Development and validation of microsatellite markers from de novo transcriptome assembly of eggplant (Solanum melongena L.) and its putative progenitor S. incanum L. cultivars

Abstract

AbstractAn elite cultivar of eggplant, Ramnagar Giant (Solanum melongena L.) and W-4 (S. incanum L.) with contrasting horticultural traits were used as parental lines to develop a mapping population of RILs. To accelerate breeding programs and to develop large scale SSR markers to be used in QTL mapping, RNASeq libraries from different tissues of both the parental plants were deep sequenced and assembled into representation of a high quality de novo transcriptome using Illumina-based Next Generation Sequencing technology. 99.99% of high quality bases were obtained from all the tissues and deposited in TSA database at the NCBI link. Total 3, 156 and 3, 196 SNVs were detected in S. melongena and S. incanum, respectively.
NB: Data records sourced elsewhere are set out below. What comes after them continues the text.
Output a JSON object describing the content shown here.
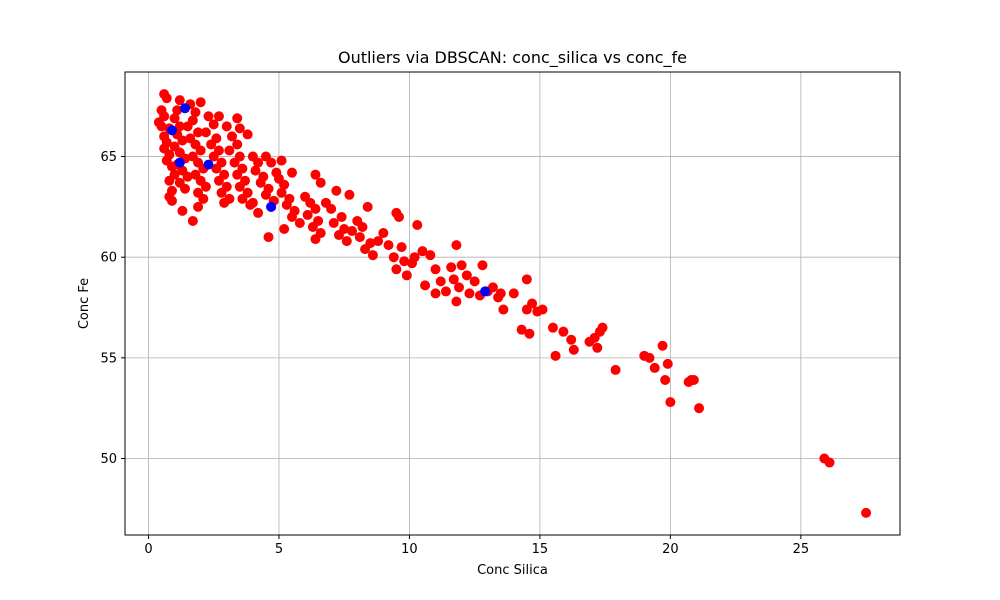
{
  "chart_data": {
    "type": "scatter",
    "title": "Outliers via DBSCAN: conc_silica vs conc_fe",
    "xlabel": "Conc Silica",
    "ylabel": "Conc Fe",
    "xlim": [
      -0.9,
      28.8
    ],
    "ylim": [
      46.2,
      69.2
    ],
    "xticks": [
      0,
      5,
      10,
      15,
      20,
      25
    ],
    "yticks": [
      50,
      55,
      60,
      65
    ],
    "xtick_labels": [
      "0",
      "5",
      "10",
      "15",
      "20",
      "25"
    ],
    "ytick_labels": [
      "50",
      "55",
      "60",
      "65"
    ],
    "grid": true,
    "series": [
      {
        "color": "#ff0000",
        "points": [
          [
            0.6,
            68.1
          ],
          [
            0.7,
            67.9
          ],
          [
            0.5,
            67.3
          ],
          [
            0.6,
            67.0
          ],
          [
            0.4,
            66.7
          ],
          [
            0.5,
            66.5
          ],
          [
            0.8,
            66.4
          ],
          [
            0.6,
            66.0
          ],
          [
            0.7,
            65.7
          ],
          [
            0.6,
            65.4
          ],
          [
            0.8,
            65.1
          ],
          [
            0.7,
            64.8
          ],
          [
            0.9,
            64.5
          ],
          [
            1.0,
            64.1
          ],
          [
            0.8,
            63.8
          ],
          [
            0.9,
            63.3
          ],
          [
            0.8,
            63.0
          ],
          [
            0.9,
            62.8
          ],
          [
            1.2,
            67.8
          ],
          [
            1.1,
            67.3
          ],
          [
            1.0,
            66.9
          ],
          [
            1.2,
            66.5
          ],
          [
            1.1,
            66.1
          ],
          [
            1.3,
            65.8
          ],
          [
            1.0,
            65.5
          ],
          [
            1.2,
            65.2
          ],
          [
            1.4,
            64.9
          ],
          [
            1.1,
            64.6
          ],
          [
            1.3,
            64.3
          ],
          [
            1.5,
            64.0
          ],
          [
            1.2,
            63.7
          ],
          [
            1.4,
            63.4
          ],
          [
            1.3,
            62.3
          ],
          [
            1.6,
            67.6
          ],
          [
            1.8,
            67.2
          ],
          [
            1.7,
            66.8
          ],
          [
            1.5,
            66.5
          ],
          [
            1.9,
            66.2
          ],
          [
            1.6,
            65.9
          ],
          [
            1.8,
            65.6
          ],
          [
            2.0,
            65.3
          ],
          [
            1.7,
            65.0
          ],
          [
            1.9,
            64.7
          ],
          [
            2.1,
            64.4
          ],
          [
            1.8,
            64.1
          ],
          [
            2.0,
            63.8
          ],
          [
            2.2,
            63.5
          ],
          [
            1.9,
            63.2
          ],
          [
            2.1,
            62.9
          ],
          [
            1.7,
            61.8
          ],
          [
            1.9,
            62.5
          ],
          [
            2.0,
            67.7
          ],
          [
            2.3,
            67.0
          ],
          [
            2.5,
            66.6
          ],
          [
            2.2,
            66.2
          ],
          [
            2.6,
            65.9
          ],
          [
            2.4,
            65.6
          ],
          [
            2.7,
            65.3
          ],
          [
            2.5,
            65.0
          ],
          [
            2.8,
            64.7
          ],
          [
            2.6,
            64.4
          ],
          [
            2.9,
            64.1
          ],
          [
            2.7,
            63.8
          ],
          [
            3.0,
            63.5
          ],
          [
            2.8,
            63.2
          ],
          [
            3.1,
            62.9
          ],
          [
            2.9,
            62.7
          ],
          [
            2.7,
            67.0
          ],
          [
            3.0,
            66.5
          ],
          [
            3.2,
            66.0
          ],
          [
            3.4,
            65.6
          ],
          [
            3.1,
            65.3
          ],
          [
            3.5,
            65.0
          ],
          [
            3.3,
            64.7
          ],
          [
            3.6,
            64.4
          ],
          [
            3.4,
            64.1
          ],
          [
            3.7,
            63.8
          ],
          [
            3.5,
            63.5
          ],
          [
            3.8,
            63.2
          ],
          [
            3.6,
            62.9
          ],
          [
            3.9,
            62.6
          ],
          [
            3.4,
            66.9
          ],
          [
            3.5,
            66.4
          ],
          [
            3.8,
            66.1
          ],
          [
            4.0,
            65.0
          ],
          [
            4.2,
            64.7
          ],
          [
            4.1,
            64.3
          ],
          [
            4.4,
            64.0
          ],
          [
            4.3,
            63.7
          ],
          [
            4.6,
            63.4
          ],
          [
            4.5,
            63.1
          ],
          [
            4.8,
            62.8
          ],
          [
            4.7,
            62.5
          ],
          [
            4.2,
            62.2
          ],
          [
            4.0,
            62.7
          ],
          [
            4.5,
            65.0
          ],
          [
            4.7,
            64.7
          ],
          [
            4.6,
            61.0
          ],
          [
            4.9,
            64.2
          ],
          [
            5.0,
            63.9
          ],
          [
            5.2,
            63.6
          ],
          [
            5.1,
            63.2
          ],
          [
            5.4,
            62.9
          ],
          [
            5.3,
            62.6
          ],
          [
            5.6,
            62.3
          ],
          [
            5.5,
            62.0
          ],
          [
            5.8,
            61.7
          ],
          [
            5.2,
            61.4
          ],
          [
            5.1,
            64.8
          ],
          [
            5.5,
            64.2
          ],
          [
            6.0,
            63.0
          ],
          [
            6.2,
            62.7
          ],
          [
            6.4,
            62.4
          ],
          [
            6.1,
            62.1
          ],
          [
            6.5,
            61.8
          ],
          [
            6.3,
            61.5
          ],
          [
            6.6,
            61.2
          ],
          [
            6.4,
            60.9
          ],
          [
            6.4,
            64.1
          ],
          [
            6.6,
            63.7
          ],
          [
            6.8,
            62.7
          ],
          [
            7.0,
            62.4
          ],
          [
            7.2,
            63.3
          ],
          [
            7.4,
            62.0
          ],
          [
            7.1,
            61.7
          ],
          [
            7.5,
            61.4
          ],
          [
            7.3,
            61.1
          ],
          [
            7.6,
            60.8
          ],
          [
            7.8,
            61.3
          ],
          [
            7.7,
            63.1
          ],
          [
            8.0,
            61.8
          ],
          [
            8.2,
            61.5
          ],
          [
            8.4,
            62.5
          ],
          [
            8.1,
            61.0
          ],
          [
            8.5,
            60.7
          ],
          [
            8.3,
            60.4
          ],
          [
            8.6,
            60.1
          ],
          [
            8.8,
            60.8
          ],
          [
            9.0,
            61.2
          ],
          [
            9.2,
            60.6
          ],
          [
            9.4,
            60.0
          ],
          [
            9.5,
            62.2
          ],
          [
            9.6,
            62.0
          ],
          [
            9.7,
            60.5
          ],
          [
            9.8,
            59.8
          ],
          [
            9.5,
            59.4
          ],
          [
            9.9,
            59.1
          ],
          [
            10.1,
            59.7
          ],
          [
            10.3,
            61.6
          ],
          [
            10.2,
            60.0
          ],
          [
            10.5,
            60.3
          ],
          [
            10.6,
            58.6
          ],
          [
            10.8,
            60.1
          ],
          [
            11.0,
            59.4
          ],
          [
            11.0,
            58.2
          ],
          [
            11.2,
            58.8
          ],
          [
            11.4,
            58.3
          ],
          [
            11.6,
            59.5
          ],
          [
            11.7,
            58.9
          ],
          [
            11.8,
            60.6
          ],
          [
            11.9,
            58.5
          ],
          [
            11.8,
            57.8
          ],
          [
            12.0,
            59.6
          ],
          [
            12.2,
            59.1
          ],
          [
            12.3,
            58.2
          ],
          [
            12.5,
            58.8
          ],
          [
            12.7,
            58.1
          ],
          [
            12.8,
            59.6
          ],
          [
            13.0,
            58.3
          ],
          [
            13.2,
            58.5
          ],
          [
            13.4,
            58.0
          ],
          [
            13.6,
            57.4
          ],
          [
            13.5,
            58.2
          ],
          [
            14.0,
            58.2
          ],
          [
            14.3,
            56.4
          ],
          [
            14.5,
            57.4
          ],
          [
            14.5,
            58.9
          ],
          [
            14.6,
            56.2
          ],
          [
            14.7,
            57.7
          ],
          [
            14.9,
            57.3
          ],
          [
            15.1,
            57.4
          ],
          [
            15.5,
            56.5
          ],
          [
            15.6,
            55.1
          ],
          [
            15.9,
            56.3
          ],
          [
            16.2,
            55.9
          ],
          [
            16.3,
            55.4
          ],
          [
            16.9,
            55.8
          ],
          [
            17.1,
            56.0
          ],
          [
            17.2,
            55.5
          ],
          [
            17.3,
            56.3
          ],
          [
            17.4,
            56.5
          ],
          [
            17.9,
            54.4
          ],
          [
            19.0,
            55.1
          ],
          [
            19.2,
            55.0
          ],
          [
            19.4,
            54.5
          ],
          [
            19.7,
            55.6
          ],
          [
            19.8,
            53.9
          ],
          [
            19.9,
            54.7
          ],
          [
            20.0,
            52.8
          ],
          [
            20.7,
            53.8
          ],
          [
            20.8,
            53.9
          ],
          [
            20.9,
            53.9
          ],
          [
            21.1,
            52.5
          ],
          [
            25.9,
            50.0
          ],
          [
            26.1,
            49.8
          ],
          [
            27.5,
            47.3
          ]
        ]
      },
      {
        "color": "#0000ff",
        "points": [
          [
            1.4,
            67.4
          ],
          [
            1.2,
            64.7
          ],
          [
            4.7,
            62.5
          ],
          [
            12.9,
            58.3
          ],
          [
            0.9,
            66.3
          ],
          [
            2.3,
            64.6
          ]
        ]
      }
    ]
  }
}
In S. melongena, 11, 262 SSR while in S. incanum 11, 829 SSR containing regions were identified. Based on functional annotation, 21, 914 unique genes could be identified for S. melongena, 21,706 unique genes for S. incanum and overall, 60 different transcription factors were identified in both the lines. Further, a total of 536 SSR markers were designed and screened for polymorphism of which, 157 markers produced polymorphism between the parental lines. The polymorphic SSRs shall be used for genotyping of RILs to map QTLs for various horticultural traits in eggplant and identification of candidate genes in response to biotic and abiotic stress.